The laws, however, do lay out some positive steps forward for industrial policy implementation. The Infrastructure and Jobs Act authorizes the Department of Energy to establish a new Office of Clean Energy Demonstrations (OCED) that will “coordinate activities relating to the selection, project management, and assessment of” demonstration projects. These might include creating next-generation nuclear power plants designed to avoid a reactor or nuclear fuel meltdown if they lose coolant; large-scale carbon dioxide capture systems; long-term energy storage units; and more—demonstrations for which it is often difficult to attract sufficient private capital at the outset. 
The Department of Energy used its executive authority to dedicate one of its three undersecretary positions to clean energy technology demonstration and deployment, making the office responsible for setting up the OCED, the loan program for clean energy deployment, and more of the department’s considerable Infrastructure and Jobs Act and Inflation Reduction Act portfolio. These are welcome developments, but again, their implementation is key to success: the OCED must establish clear authority, be able to attract an experienced and capable staff, and have the flexibility to pursue projects based on private-sector practices rather than restrictive federal procurement regulations. 

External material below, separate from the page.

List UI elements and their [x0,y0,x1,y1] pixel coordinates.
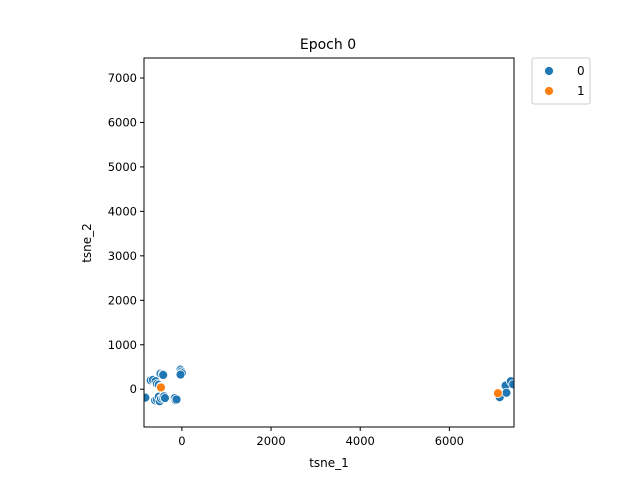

The federal government must also develop implementation plans for the new laws that go beyond the purview of an additional Department of Energy office. Large appropriations and well-intentioned plans are not enough, and to date, neither the laws nor the Biden administration’s strategies adequately address the issue of integrated implementation. The administration must set technical milestones, cost goals, and time schedules for every major program to achieve net-zero emissions. It will need to fund measurements, modeling, and simulations so that policymakers and staffers can evaluate each initiative’s progress and look at possible alternatives. It will have to periodically adjust targets, such as for electric vehicle market penetration, rather than sticking to preset aspirational goals. To better manage each initiative and ensure that it is operating efficiently, the federal government will also need to fully integrate information systems that collect and analyze data relevant to companies, investors, policymakers, entrepreneurs, and other major stakeholders in the U.S. economy. This is not business as usual for the federal government. 
The White House and Congress must also create a stable policy environment for these new programs, since initiatives are easiest to carry out and most likely to receive private investment when the rules regarding them are lasting and predictable. Such stability has not been a hallmark of federal or state government behavior. To help maintain consistency, Congress could create a joint committee that oversees all energy, climate, and associated innovation efforts. This would require a major transformation of how Congress does its business, given that committees routinely protect their prerogatives. But although the prospects for such a step are not great, they nevertheless deserve discussion when the U.S. government confronts a task as daunting as rapidly transitioning the massive energy economy to cleaner sources.
These implementation measures are only a partial list. All the above measures must be addressed—and quite possibly more. For example, the United States should work in closer collaboration with its allies and trading partners, in some cases through formal cooperative efforts.
Finally, Washington must keep in mind that the economic transformation it envisions in the energy sector will influence the lives of all Americans. It must carefully monitor the impact its policies have on different social groups, communities, and regions. If the country’s industrial policy is carried out haphazardly, it could hurt many of the people it is designed to help, while wasting time and resources. But done right, these new measures could make the United States a more competitive and greener country, helping it lead the world for decades to come.